I strongly encourage you to buy this textbook directly from the publisher. This will ensure you receive the following benefits:
· Best price available. The publisher offers a 20% discount off of the book’s list price and there are no third-party price markups applied.
· Most updated edition. Only the current, most recent edition is available, unlike other vendors who may carry older editions.
· Immediate access to your own partial e-book (FREE 30% PDF) from within your student account.
To purchase the textbook, please follow the instructions below:
Step 1: Log on to https://students.universityreaders.com/store/.
Step 2: Create an account or log in if you have an existing account to purchase.
Step 3: Easy-to-follow instructions guide you through the rest of the ordering process. Payment can be made by all major credit cards or with an electronic check.
Step 4: After purchasing, you can access your FREE 30% PDF by logging into your account and clicking My Digital Materials to get started on your readings right away.
If you experience any difficulties, please email email@example.com or call 800.200.3908 ext. 503.
Both myself (firstname.lastname@example.org) and Kerstin Miller (email@example.com) will be more than happy to help if any problem occurs.
Please read the Introduction and scan the dateline as a preparation for this course.

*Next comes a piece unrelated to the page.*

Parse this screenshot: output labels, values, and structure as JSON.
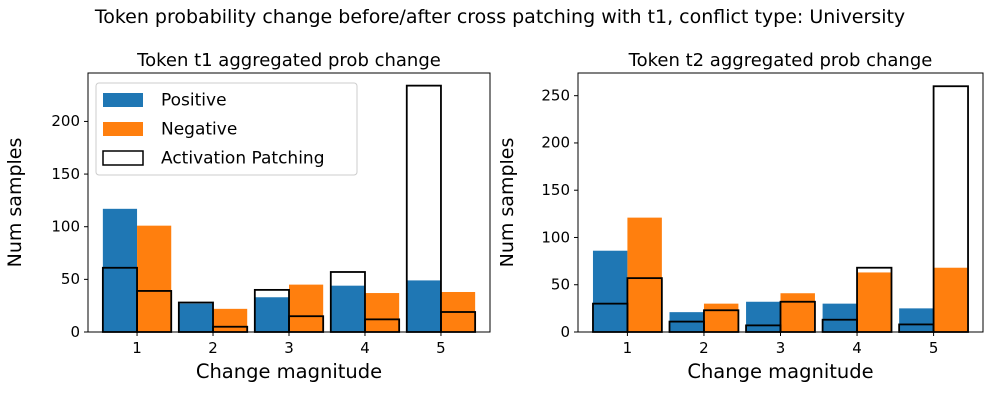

We can discuss details in class as you see fit.
Sept. 30: Boethius, De consolatione philosophiae (questions the nature of fortune/misfortune, the properties of true happiness, and the path toward that goal which everyone must take)
October 7: anonymous, The Nibelungenlied (an epic poem exploring the nature of hatred and violence, examining the catastrophic consequences of revenge)

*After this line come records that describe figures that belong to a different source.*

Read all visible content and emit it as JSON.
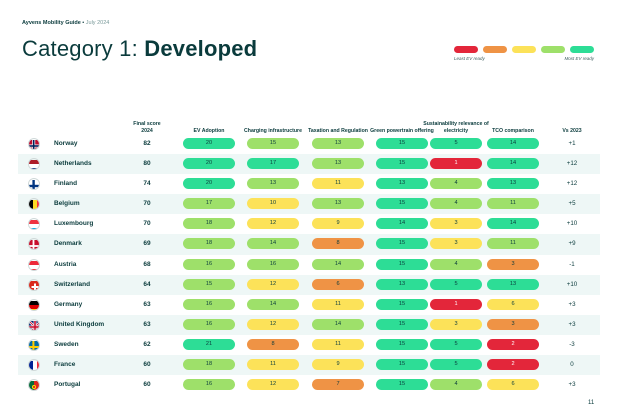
{
  "header": {
    "brand": "Ayvens Mobility Guide",
    "separator": " • ",
    "date": "July 2024"
  },
  "title": {
    "prefix": "Category 1: ",
    "emphasis": "Developed"
  },
  "legend": {
    "colors": [
      "#e3263a",
      "#ef9345",
      "#fce259",
      "#9ee06a",
      "#2ddd96"
    ],
    "least_label": "Least EV ready",
    "most_label": "Most EV ready"
  },
  "columns": {
    "final": "Final score 2024",
    "ev": "EV Adoption",
    "charging": "Charging infrastructure",
    "tax": "Taxation and Regulation",
    "green": "Green powertrain offering",
    "sustain": "Sustainability relevance of electricity",
    "tco": "TCO comparison",
    "vs": "Vs 2023"
  },
  "score_colors": {
    "red": "#e3263a",
    "orange": "#ef9345",
    "yellow": "#fce259",
    "lightgreen": "#9ee06a",
    "green": "#2ddd96"
  },
  "rows": [
    {
      "country": "Norway",
      "flag": "norway-flag-icon",
      "final": "82",
      "scores": [
        [
          "20",
          "green"
        ],
        [
          "15",
          "lightgreen"
        ],
        [
          "13",
          "lightgreen"
        ],
        [
          "15",
          "green"
        ],
        [
          "5",
          "green"
        ],
        [
          "14",
          "green"
        ]
      ],
      "vs": "+1"
    },
    {
      "country": "Netherlands",
      "flag": "netherlands-flag-icon",
      "final": "80",
      "scores": [
        [
          "20",
          "green"
        ],
        [
          "17",
          "green"
        ],
        [
          "13",
          "lightgreen"
        ],
        [
          "15",
          "green"
        ],
        [
          "1",
          "red"
        ],
        [
          "14",
          "green"
        ]
      ],
      "vs": "+12"
    },
    {
      "country": "Finland",
      "flag": "finland-flag-icon",
      "final": "74",
      "scores": [
        [
          "20",
          "green"
        ],
        [
          "13",
          "lightgreen"
        ],
        [
          "11",
          "yellow"
        ],
        [
          "13",
          "green"
        ],
        [
          "4",
          "lightgreen"
        ],
        [
          "13",
          "green"
        ]
      ],
      "vs": "+12"
    },
    {
      "country": "Belgium",
      "flag": "belgium-flag-icon",
      "final": "70",
      "scores": [
        [
          "17",
          "lightgreen"
        ],
        [
          "10",
          "yellow"
        ],
        [
          "13",
          "lightgreen"
        ],
        [
          "15",
          "green"
        ],
        [
          "4",
          "lightgreen"
        ],
        [
          "11",
          "lightgreen"
        ]
      ],
      "vs": "+5"
    },
    {
      "country": "Luxembourg",
      "flag": "luxembourg-flag-icon",
      "final": "70",
      "scores": [
        [
          "18",
          "lightgreen"
        ],
        [
          "12",
          "yellow"
        ],
        [
          "9",
          "yellow"
        ],
        [
          "14",
          "green"
        ],
        [
          "3",
          "yellow"
        ],
        [
          "14",
          "green"
        ]
      ],
      "vs": "+10"
    },
    {
      "country": "Denmark",
      "flag": "denmark-flag-icon",
      "final": "69",
      "scores": [
        [
          "18",
          "lightgreen"
        ],
        [
          "14",
          "lightgreen"
        ],
        [
          "8",
          "orange"
        ],
        [
          "15",
          "green"
        ],
        [
          "3",
          "yellow"
        ],
        [
          "11",
          "lightgreen"
        ]
      ],
      "vs": "+9"
    },
    {
      "country": "Austria",
      "flag": "austria-flag-icon",
      "final": "68",
      "scores": [
        [
          "16",
          "lightgreen"
        ],
        [
          "16",
          "lightgreen"
        ],
        [
          "14",
          "lightgreen"
        ],
        [
          "15",
          "green"
        ],
        [
          "4",
          "lightgreen"
        ],
        [
          "3",
          "orange"
        ]
      ],
      "vs": "-1"
    },
    {
      "country": "Switzerland",
      "flag": "switzerland-flag-icon",
      "final": "64",
      "scores": [
        [
          "15",
          "lightgreen"
        ],
        [
          "12",
          "yellow"
        ],
        [
          "6",
          "orange"
        ],
        [
          "13",
          "green"
        ],
        [
          "5",
          "green"
        ],
        [
          "13",
          "green"
        ]
      ],
      "vs": "+10"
    },
    {
      "country": "Germany",
      "flag": "germany-flag-icon",
      "final": "63",
      "scores": [
        [
          "16",
          "lightgreen"
        ],
        [
          "14",
          "lightgreen"
        ],
        [
          "11",
          "yellow"
        ],
        [
          "15",
          "green"
        ],
        [
          "1",
          "red"
        ],
        [
          "6",
          "yellow"
        ]
      ],
      "vs": "+3"
    },
    {
      "country": "United Kingdom",
      "flag": "uk-flag-icon",
      "final": "63",
      "scores": [
        [
          "16",
          "lightgreen"
        ],
        [
          "12",
          "yellow"
        ],
        [
          "14",
          "lightgreen"
        ],
        [
          "15",
          "green"
        ],
        [
          "3",
          "yellow"
        ],
        [
          "3",
          "orange"
        ]
      ],
      "vs": "+3"
    },
    {
      "country": "Sweden",
      "flag": "sweden-flag-icon",
      "final": "62",
      "scores": [
        [
          "21",
          "green"
        ],
        [
          "8",
          "orange"
        ],
        [
          "11",
          "yellow"
        ],
        [
          "15",
          "green"
        ],
        [
          "5",
          "green"
        ],
        [
          "2",
          "red"
        ]
      ],
      "vs": "-3"
    },
    {
      "country": "France",
      "flag": "france-flag-icon",
      "final": "60",
      "scores": [
        [
          "18",
          "lightgreen"
        ],
        [
          "11",
          "yellow"
        ],
        [
          "9",
          "yellow"
        ],
        [
          "15",
          "green"
        ],
        [
          "5",
          "green"
        ],
        [
          "2",
          "red"
        ]
      ],
      "vs": "0"
    },
    {
      "country": "Portugal",
      "flag": "portugal-flag-icon",
      "final": "60",
      "scores": [
        [
          "16",
          "lightgreen"
        ],
        [
          "12",
          "yellow"
        ],
        [
          "7",
          "orange"
        ],
        [
          "15",
          "green"
        ],
        [
          "4",
          "lightgreen"
        ],
        [
          "6",
          "yellow"
        ]
      ],
      "vs": "+3"
    }
  ],
  "page_number": "11"
}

Oct. 14: Gautier de Coinci, Our Lady’s Tumbler (in a very religious context, the quest for the self finds a powerful answer, revealing the very nature of human spirituality and the need to go on a quest individually); Marie de France, “Bisclavret” (the noble spirit in us)
Oct. 21: Marie de France, “The Two Lovers,” “Eliduc,” Dante’s Inferno (who are we both in this and in the afterlife? How do we pursue our true goals and what do they consist of?)
Oct. 28: Caesarius of Heisterbach (what are miracles, how do they fit into human life, and do they even exist?)
Nov. 4: Saint Francis of Assisi (through humility and fervent belief finding the path toward God)
Nov. 18: Hartmann von Aue, The Unfortunate Lord Heinrich (sickness, death, and self-discovery, leading to true health, and spiritual enlightenment)
Dec. 2: Christine de Pizan (feminism already in the Middle Ages? The quest for the self through the gender debate)
Dec. 9: Marsiglio of Padua (religious differences, debate across religious boundaries, toleration)
Dec. 16: Johannes Tepl, The Plowman and Death (the ultimate meaning of life, marital love, the dignity of the human body, honor)
On a side note: On Dec. 17, 2013, I am planning to take a group of people on a tour through Switzerland and Germany to experience Christmas markets and to visit historical sites relevant for the Middle Ages. We will fly into Zurich and return from Berlin. Please let me know whether you might be interested in a most unusual winter break. Return on Dec. 26, 2013. It will be cold on the outside, but glowing and warm on the inside, metaphorically speaking. This trip has nothing to do with the Humanities Seminars, but I warmly invite you to consider it as an option for your own pleasure.